A: As others have mentioned, the answer to your title question is strictly speaking no.  With regards to your other questions, it has been proven that it is undecidable to compute the excluded minors for a minor-closed class $\mathcal{C}$, unless $\mathcal{C}$ is presented to you in a silly way.  Of course, there is no paradox, because this does not imply that the related problem of determining if an input graph $G$ is in $\mathcal{C}$ is undecidable.  Indeed, as you mention by the Robertson-Seymour theory, this second problem is not only decidable, but is in P. 
I guess I should quantify what I mean by non-silly representations of minor-closed families.  Fellows and Langston proved that 
if your minor-closed class $\mathcal{C}$ is given by a Turing machine $M$, then it is undecidable to compute an excluded minor characterization of $\mathcal{C}$.  Courcelle, Downey, and Fellows proved that if $\mathcal{C}$ is instead given by a monadic second-order logic formula $\phi$, then it is also undecidable to compute an excluded minor characterization of $\mathcal{C}$.  

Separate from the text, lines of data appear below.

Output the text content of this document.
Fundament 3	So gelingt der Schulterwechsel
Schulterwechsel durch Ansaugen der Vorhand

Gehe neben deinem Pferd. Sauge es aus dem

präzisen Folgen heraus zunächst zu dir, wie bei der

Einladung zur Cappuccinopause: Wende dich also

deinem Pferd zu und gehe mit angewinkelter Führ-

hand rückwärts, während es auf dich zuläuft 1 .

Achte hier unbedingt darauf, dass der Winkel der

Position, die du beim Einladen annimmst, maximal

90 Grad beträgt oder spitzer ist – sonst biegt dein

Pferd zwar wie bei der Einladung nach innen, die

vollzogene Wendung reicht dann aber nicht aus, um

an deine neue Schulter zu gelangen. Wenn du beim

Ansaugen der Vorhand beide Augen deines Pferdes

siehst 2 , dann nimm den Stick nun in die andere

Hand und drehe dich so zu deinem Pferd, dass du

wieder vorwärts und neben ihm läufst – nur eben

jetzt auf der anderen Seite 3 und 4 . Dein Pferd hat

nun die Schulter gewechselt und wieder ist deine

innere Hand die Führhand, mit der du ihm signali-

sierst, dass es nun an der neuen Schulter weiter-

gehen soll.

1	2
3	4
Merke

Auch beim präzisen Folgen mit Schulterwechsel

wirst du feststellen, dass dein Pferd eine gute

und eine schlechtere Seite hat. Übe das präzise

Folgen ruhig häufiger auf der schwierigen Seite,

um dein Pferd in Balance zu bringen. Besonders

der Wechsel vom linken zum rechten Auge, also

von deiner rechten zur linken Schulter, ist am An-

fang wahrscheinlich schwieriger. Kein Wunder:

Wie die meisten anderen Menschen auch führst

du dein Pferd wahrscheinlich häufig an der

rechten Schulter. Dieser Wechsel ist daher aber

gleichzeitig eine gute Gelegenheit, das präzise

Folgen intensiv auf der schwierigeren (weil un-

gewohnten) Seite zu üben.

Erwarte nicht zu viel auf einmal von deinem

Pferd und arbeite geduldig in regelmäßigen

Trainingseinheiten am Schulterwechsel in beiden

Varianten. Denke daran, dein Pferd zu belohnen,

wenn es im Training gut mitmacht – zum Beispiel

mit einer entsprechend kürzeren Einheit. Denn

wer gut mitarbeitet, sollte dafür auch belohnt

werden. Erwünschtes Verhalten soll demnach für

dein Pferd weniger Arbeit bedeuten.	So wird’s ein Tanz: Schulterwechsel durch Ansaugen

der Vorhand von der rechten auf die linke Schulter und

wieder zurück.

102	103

There are positive results for certain minor-closed families.  For example, this paper by Adler, Grohe, and Kreutzer shows that for any fixed $k$, they can compute the excluded minors for the class of graphs of tree-width at most $k$.  For the undecidability results that I mentioned above, the references are:
M.R. Fellows and M.A. Langston. On search, decision and the efficiency of polynomial-time algorithms (extended abstract). In Proceedings of the 21st ACM Symposium on Theory of Computing, pages 501–512, 1989.
B. Courcelle, R.G. Downey, and M.R. Fellows. A note on the computability of graph minor obstruction sets for monadic second order ideals. Journal of Universal Computer Science, 3:1194–1198, 1997.

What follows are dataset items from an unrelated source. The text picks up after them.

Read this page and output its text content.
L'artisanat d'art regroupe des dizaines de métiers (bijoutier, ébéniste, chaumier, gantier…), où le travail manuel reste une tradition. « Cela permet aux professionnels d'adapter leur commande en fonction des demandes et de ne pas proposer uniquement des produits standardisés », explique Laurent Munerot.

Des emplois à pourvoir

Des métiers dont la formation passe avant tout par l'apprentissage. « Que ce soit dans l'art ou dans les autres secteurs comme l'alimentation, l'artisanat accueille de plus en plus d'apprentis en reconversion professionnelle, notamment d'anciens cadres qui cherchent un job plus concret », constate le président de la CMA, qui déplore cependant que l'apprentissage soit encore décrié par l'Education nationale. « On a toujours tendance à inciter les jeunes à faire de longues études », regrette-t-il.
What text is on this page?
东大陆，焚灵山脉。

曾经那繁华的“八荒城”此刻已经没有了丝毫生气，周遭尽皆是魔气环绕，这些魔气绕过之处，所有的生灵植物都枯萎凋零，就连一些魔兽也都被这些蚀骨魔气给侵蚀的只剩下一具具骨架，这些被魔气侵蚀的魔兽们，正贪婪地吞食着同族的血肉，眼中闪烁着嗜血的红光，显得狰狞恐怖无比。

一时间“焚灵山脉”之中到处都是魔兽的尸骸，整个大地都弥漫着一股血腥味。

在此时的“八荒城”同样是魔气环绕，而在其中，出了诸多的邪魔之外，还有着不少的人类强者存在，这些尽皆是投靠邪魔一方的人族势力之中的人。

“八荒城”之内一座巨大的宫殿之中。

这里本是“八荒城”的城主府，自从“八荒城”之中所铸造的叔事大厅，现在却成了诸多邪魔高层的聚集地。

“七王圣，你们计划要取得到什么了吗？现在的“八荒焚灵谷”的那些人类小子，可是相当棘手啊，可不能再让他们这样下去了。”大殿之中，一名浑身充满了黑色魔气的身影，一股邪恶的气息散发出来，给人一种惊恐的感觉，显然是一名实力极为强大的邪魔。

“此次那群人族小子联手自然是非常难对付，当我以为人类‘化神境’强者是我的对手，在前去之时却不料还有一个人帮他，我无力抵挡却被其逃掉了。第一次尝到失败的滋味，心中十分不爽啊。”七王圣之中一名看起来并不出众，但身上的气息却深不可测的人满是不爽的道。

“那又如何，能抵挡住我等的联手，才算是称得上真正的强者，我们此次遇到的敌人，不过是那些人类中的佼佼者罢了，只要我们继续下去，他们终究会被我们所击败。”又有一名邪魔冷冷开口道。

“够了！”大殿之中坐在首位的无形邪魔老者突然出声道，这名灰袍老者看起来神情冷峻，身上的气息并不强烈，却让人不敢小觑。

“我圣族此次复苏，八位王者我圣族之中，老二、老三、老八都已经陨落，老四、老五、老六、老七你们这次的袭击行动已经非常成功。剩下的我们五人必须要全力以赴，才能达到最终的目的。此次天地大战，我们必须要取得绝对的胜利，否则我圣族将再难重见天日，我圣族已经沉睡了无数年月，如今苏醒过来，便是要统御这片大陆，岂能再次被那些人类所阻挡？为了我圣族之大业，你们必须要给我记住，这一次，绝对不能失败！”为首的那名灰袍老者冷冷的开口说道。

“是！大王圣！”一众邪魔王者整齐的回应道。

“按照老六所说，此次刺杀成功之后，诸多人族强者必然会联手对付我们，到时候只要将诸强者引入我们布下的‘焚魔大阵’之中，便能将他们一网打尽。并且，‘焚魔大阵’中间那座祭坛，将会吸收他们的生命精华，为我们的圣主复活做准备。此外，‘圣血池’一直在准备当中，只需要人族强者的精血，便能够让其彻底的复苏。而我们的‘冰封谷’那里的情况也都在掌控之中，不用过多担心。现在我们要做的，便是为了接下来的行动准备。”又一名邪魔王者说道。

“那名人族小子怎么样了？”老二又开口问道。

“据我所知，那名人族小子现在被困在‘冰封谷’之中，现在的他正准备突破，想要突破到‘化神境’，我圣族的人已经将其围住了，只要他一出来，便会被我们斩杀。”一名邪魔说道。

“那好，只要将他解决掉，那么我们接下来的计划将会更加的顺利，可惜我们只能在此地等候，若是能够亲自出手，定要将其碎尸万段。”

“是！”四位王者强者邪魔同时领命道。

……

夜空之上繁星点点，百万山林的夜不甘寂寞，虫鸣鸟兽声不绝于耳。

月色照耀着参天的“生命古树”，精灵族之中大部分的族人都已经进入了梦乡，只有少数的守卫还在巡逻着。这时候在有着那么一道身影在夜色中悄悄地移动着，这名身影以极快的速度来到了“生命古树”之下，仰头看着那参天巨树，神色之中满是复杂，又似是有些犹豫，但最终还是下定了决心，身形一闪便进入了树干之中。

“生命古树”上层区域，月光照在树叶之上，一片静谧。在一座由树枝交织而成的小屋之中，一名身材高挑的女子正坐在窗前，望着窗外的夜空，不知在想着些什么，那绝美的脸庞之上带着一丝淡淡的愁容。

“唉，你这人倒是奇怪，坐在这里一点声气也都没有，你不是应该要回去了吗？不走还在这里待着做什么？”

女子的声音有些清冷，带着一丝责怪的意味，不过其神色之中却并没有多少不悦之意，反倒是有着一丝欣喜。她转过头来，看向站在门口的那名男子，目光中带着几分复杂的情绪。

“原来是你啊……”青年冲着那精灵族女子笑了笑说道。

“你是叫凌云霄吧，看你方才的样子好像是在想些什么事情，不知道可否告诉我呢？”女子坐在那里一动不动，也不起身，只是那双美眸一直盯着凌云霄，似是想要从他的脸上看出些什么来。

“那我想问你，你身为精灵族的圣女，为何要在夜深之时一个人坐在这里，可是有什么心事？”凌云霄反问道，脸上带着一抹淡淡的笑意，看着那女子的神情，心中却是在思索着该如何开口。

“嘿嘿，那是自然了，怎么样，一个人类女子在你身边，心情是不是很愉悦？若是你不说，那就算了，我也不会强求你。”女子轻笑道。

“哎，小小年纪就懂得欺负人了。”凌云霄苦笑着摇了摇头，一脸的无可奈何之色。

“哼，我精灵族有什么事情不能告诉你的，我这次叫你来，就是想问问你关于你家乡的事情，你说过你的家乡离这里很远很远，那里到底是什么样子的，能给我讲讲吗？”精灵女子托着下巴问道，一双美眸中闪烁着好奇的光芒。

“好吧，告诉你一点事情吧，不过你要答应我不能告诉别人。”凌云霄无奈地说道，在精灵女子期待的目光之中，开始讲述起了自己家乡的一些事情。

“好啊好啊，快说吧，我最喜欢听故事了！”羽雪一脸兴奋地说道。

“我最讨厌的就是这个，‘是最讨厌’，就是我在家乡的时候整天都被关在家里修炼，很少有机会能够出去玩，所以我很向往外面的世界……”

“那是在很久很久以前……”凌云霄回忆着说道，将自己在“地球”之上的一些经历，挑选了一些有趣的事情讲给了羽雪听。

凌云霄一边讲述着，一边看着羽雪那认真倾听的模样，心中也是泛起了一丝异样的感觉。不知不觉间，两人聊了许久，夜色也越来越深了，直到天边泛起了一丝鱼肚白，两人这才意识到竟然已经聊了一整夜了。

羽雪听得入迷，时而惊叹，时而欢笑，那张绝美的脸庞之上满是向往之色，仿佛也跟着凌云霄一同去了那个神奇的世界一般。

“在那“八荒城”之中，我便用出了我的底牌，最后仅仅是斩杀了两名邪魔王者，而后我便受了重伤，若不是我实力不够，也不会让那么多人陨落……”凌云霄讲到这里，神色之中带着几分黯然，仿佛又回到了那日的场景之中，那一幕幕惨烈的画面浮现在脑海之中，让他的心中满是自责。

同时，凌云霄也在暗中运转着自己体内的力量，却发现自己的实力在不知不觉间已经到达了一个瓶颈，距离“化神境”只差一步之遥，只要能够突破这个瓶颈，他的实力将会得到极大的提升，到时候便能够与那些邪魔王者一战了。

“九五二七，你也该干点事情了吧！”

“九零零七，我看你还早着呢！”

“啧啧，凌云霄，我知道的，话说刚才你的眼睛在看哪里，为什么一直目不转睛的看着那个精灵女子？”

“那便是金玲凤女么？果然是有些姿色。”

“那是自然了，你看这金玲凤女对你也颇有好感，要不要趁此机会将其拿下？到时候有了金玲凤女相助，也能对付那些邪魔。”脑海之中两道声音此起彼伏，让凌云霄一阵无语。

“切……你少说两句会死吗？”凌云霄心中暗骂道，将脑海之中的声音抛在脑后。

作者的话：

A: Of course, every problem in P is decidable by definition of P.  This was mentioned in the previous answers.  
But there is another problem here that hasn't been addressed yet:
you apparently are looking for an algorithm that takes as input a class closed under minors and a finite graph and decides whether or not the finite graph is in the class.
Or you are looking for an algorithm that takes a class closed under minors and produces an polynomial time algorithm that decides membership to the class.
Here is the problem: How do you present a class of graphs closed
under minors?  A priori, it is not clear that every class of graphs that is closed under minors (usually a class containing graphs of infinitely many isomorphism classes) has a reasonable representation as a finite object (that can be treated algorithmically) at all.
By finite representation I mean a formula that defines the class in one way or other or something similar.   
Now, the graph minor theorem gives us a nice representation of every such class:  Just list
the finite set of forbidden minors.  If this is your representation of the class, then you 
get your polynomial time algorithm that decides membership for the class.  
If you settle on another representation (and you have to come up with some uniform way to describe your class by finite objects to be able to say anything algorithmically at all, I would think), it might not be possible to come up with an algorithm that computes the finitely many forbidden minors from the representation of the class.  
A: I think the same phenomenon is easier to understand in the Domino Problem. It is undecidable whether a given set can tile the plane or not. This means that if your input is a set, then no algorithm can output the answer. However, for any fixed set, the answer is either Yes or No, so a trivial algorithm (that has no input) answers it. Just in the case of minors, even for a fixed set, we have another input (the graph) and we need Robertson-Seymour.
A: If G is a minor of H, that fact can be proven in P-time (by demonstrating the reduction).  That means if there is an unknown P-time algorithm ($O(|H|^3)$ in this case) for deciding if a fixed G is a minor of a given H, then unless I'm mistaken, there is also a known concrete algorithm for deciding this, namely Levin's universal search.